A Super Shinshinto Edo Period Rare Hira with Unokubi Form Blade Tanto With Silver Inlaid With Kiri Mon Higo School Iron Mounts All En Suite With Kozuka and Kogai
Original Edo period iron, Higo school fully matching silver inlaid Kiri Mon mounts and matching tsuba of iron inlaid with silver leaves and tendrils. The kiri mon is known as probably the highest rank mon to be used in the samurai era of Japan, and only the highest grade of samurai could bear it. It has a cinnabar red lacquer saya with matching Higo sayajiri. Matching kogai in iron and silver kiri mon inlay, and it has a kozuka utility knife, inlaid with gold butterflies.
Black tsukaito binding over kiri mon menuki. Very beautiful rare hira-unokubi form blade with two flat sides and back edge scoop like shape, and with a very fine and elaborate hamon, best seen in varied light.
The five leaf pawlonia kiri mon, is of the Paulownia, it is a deciduous tree that is widely cultivated in Japan. It belongs to the figwort family Paulowniaceae and it is also known as the “princess tree “ “emperor tree”. This tree was adopted as a crest motif because it symbolizes good fortune.
Paulownia had been deified as a tree which a hoo (mythological sacred bird in Chinese lore, phoenix) perched on. One theory held in Japan that it had been used for embroidery and shaped resist dyeing on Emperors' clothes, and thought to be a family crest with the highest social status after 'Kikuka-monsho' since the time of Emperor Saga. Also after the Middle Ages, it was the family crest that samurai families desired, and Takauji ASHIKAGA and Hideyoshi TOYOTOMI, and so on, received it from the Emperors.

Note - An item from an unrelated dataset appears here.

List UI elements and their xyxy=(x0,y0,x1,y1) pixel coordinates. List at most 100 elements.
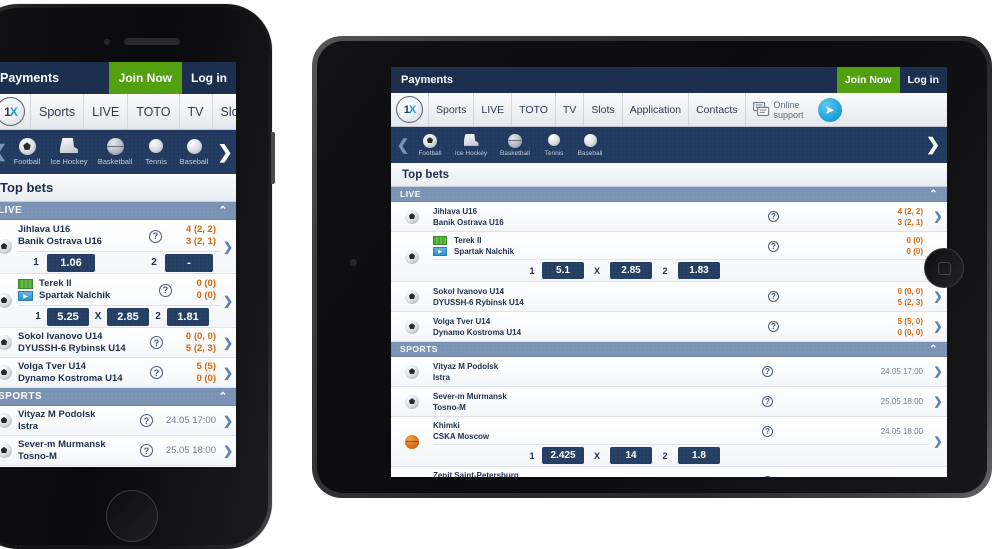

Therefore the awareness that Goshichinokiri was 'the family crest for people who hold the reins of government' became established
Tanto are generally forged in hira-zukuri style (without ridgeline), meaning that their sides have no ridge line and are nearly flat, unlike the shinogi-zukuri structure of a katana. Some tanto have particularly thick cross-sections for armour-piercing duty, and are called yoroi toshi. Tanto first began to appear in the Heian period, however these blades lacked artistic qualities and were purely weapons. In the Early Kamakura period high quality tanto with artistic qualities began to appear, and the famous Yoshimitsu (the greatest tanto maker in Japanese history) began his forging. Tanto production increased greatly around the Muromachi period and then dropped off in the Shinto period. Shinto period tanto are quite rare. Tanto were mostly carried by Samurai; commoners did not generally carry them. Women sometimes carried a small tanto called a kaiken in their obi for self defence.It was sometimes worn as the shoto in place of a wakizashi in a daisho, especially on the battlefield. Before the 16th century it was common for a Samurai to carry a tachi and a tanto as opposed to a katana and a wakizashi.